Sessão Ordinária CMN - Foto ELPÍDIO JÚNIOR (3)

Por unanimidade, a Câmara Municipal de Natal aprovou na terça-feira (27) o projeto de lei da vereadora Amanda Gurgel (PSTU) que assegura aos professores e funcionários da Rede Pública o direito a refeições nas Unidades de Ensino do município. O PL 04/2015 universaliza o acesso à merenda escolar em Natal, que é composta por recursos municipais e complementada pelo governo federal, dentro do Programa Nacional de Alimentação Escolar (PNAE). “Estamos garantindo em lei um direito que já existe na prática, pois professores e funcionários se alimentam nas escolas, mas isso não é reconhecido pela legislação.”, afirmou Amanda.

Para a vereadora do PSTU, o PNAE erra ao estabelecer que a alimentação escolar deva ser destinada apenas aos alunos, já que divide a comunidade escolar e exclui os educadores e demais profissionais da rede. Amanda afirma que este é um “erro histórico” cometido por governantes e parlamentares que se mantiveram omissos a uma questão tão simples. “A comunidade escolar é composta por estudantes, funcionários e professores. Nada mais justo que seja legalizada a merenda para todos na escola. Estamos corrigindo este erro em Natal e esperamos que essa ideia se espalhe pelo Brasil.”, defendeu a vereadora.

Sessão Ordinária CMN - Foto ELPÍDIO JÚNIOR (2)

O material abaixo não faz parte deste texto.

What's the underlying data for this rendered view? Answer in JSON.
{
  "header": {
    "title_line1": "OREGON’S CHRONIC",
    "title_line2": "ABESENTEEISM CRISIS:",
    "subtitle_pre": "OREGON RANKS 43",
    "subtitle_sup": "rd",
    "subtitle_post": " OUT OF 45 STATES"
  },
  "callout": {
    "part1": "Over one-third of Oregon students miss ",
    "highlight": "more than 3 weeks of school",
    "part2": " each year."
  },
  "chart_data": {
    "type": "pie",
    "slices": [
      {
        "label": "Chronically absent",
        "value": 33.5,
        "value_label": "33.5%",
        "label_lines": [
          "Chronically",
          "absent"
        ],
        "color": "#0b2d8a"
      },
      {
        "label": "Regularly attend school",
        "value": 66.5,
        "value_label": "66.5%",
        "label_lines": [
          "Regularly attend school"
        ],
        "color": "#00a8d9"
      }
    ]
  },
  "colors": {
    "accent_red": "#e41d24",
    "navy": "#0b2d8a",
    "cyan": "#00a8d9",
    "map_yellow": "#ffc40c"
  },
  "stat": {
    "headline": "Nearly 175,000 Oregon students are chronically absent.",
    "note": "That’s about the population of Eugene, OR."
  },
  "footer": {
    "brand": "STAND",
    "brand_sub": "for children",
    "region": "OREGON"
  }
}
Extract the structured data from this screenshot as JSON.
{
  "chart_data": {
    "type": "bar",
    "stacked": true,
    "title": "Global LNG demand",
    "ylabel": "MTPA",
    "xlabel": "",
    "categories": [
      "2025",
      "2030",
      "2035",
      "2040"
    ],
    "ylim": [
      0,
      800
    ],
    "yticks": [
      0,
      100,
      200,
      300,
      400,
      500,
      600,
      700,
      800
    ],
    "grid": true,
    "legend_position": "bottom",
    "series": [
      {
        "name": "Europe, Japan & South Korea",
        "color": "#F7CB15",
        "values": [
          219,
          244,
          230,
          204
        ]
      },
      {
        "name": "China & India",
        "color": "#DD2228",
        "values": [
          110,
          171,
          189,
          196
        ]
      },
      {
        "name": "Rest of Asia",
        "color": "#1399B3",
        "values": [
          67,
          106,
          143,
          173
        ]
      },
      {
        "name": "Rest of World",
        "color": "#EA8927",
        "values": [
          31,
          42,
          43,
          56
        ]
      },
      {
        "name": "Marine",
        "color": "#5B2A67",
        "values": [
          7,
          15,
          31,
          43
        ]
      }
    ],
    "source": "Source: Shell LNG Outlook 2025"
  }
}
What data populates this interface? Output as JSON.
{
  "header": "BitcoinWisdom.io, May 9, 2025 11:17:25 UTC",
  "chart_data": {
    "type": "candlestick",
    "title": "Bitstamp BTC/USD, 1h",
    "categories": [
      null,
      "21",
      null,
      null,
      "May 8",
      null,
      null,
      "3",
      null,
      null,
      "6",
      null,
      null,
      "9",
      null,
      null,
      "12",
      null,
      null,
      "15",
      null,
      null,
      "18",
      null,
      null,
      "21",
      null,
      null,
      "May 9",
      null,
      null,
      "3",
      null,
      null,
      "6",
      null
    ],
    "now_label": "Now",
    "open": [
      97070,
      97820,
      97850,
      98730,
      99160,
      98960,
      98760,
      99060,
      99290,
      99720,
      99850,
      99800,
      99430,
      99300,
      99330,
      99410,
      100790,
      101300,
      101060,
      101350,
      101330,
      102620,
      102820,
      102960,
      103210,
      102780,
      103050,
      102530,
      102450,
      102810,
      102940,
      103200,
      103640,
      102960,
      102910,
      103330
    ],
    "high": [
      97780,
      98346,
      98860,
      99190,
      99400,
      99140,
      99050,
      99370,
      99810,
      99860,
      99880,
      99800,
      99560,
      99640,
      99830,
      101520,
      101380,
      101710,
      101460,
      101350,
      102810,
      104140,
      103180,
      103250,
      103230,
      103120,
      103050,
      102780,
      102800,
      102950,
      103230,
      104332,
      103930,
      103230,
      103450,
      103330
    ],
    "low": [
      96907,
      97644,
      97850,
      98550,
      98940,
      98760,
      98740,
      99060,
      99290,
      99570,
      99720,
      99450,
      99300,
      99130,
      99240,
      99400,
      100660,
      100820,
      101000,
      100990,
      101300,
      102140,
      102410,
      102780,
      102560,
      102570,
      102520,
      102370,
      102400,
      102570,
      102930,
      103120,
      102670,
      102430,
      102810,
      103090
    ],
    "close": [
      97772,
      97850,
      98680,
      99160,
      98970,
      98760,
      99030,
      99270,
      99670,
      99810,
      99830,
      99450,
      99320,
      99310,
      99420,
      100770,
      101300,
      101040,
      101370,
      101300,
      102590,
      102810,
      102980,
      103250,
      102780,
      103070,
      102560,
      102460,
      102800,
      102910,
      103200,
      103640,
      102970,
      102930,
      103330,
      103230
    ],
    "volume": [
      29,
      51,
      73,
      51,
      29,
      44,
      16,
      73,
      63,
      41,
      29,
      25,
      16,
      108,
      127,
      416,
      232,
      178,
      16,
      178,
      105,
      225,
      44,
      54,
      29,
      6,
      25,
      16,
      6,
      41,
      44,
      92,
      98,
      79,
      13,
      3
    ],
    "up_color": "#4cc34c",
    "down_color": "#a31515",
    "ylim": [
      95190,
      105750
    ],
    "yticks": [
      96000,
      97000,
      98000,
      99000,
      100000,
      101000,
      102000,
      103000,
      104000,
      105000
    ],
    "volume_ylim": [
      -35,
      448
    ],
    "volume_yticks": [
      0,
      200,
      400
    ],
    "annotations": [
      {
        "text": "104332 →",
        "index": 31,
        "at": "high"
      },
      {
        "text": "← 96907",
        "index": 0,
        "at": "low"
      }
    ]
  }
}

Amanda Gurgel destaca ainda que a regulamentação desse direito vai impedir situações constrangedoras dentro das escolas, como a de professores tendo que interromper o lanche em função da presença de alguma autoridade fiscalizadora. “É um projeto simples, mas que acaba com a humilhação a que estão submetidos professores e funcionários pelo fato de se alimentarem da merenda escolar, sob o risco de sofrerem processos administrativos por isso. Nosso projeto acaba com o ‘cuscuz alegado’.”, comemorou Amanda.

A proposta segue agora para as mãos do prefeito Carlos Eduardo (PDT), que pode vetar ou sancionar a lei. Como o projeto foi aprovado por todos os vereadores, incluindo os da bancada do governo, a professora Amanda espera que a Prefeitura reconheça a legalidade desse direito aos profissionais da educação. “A regulamentação depende apenas da vontade política. Basta o prefeito querer. Mas, se ele vetar, nós vamos lutar para derrubar o veto e garantir esse direito elementar aos professores e funcionários, que já sofrem com tantas dificuldades.”, destacou a vereadora.

Embora a proposta preveja o custeio com recursos municipais, o projeto proíbe a redução dos valores repassados para a alimentação escolar e não interfere na qualidade da merenda oferecida aos alunos. O projeto também não gera custos adicionais para as escolas, já que a merenda sempre foi garantida a todos os segmentos com o mesmo recurso.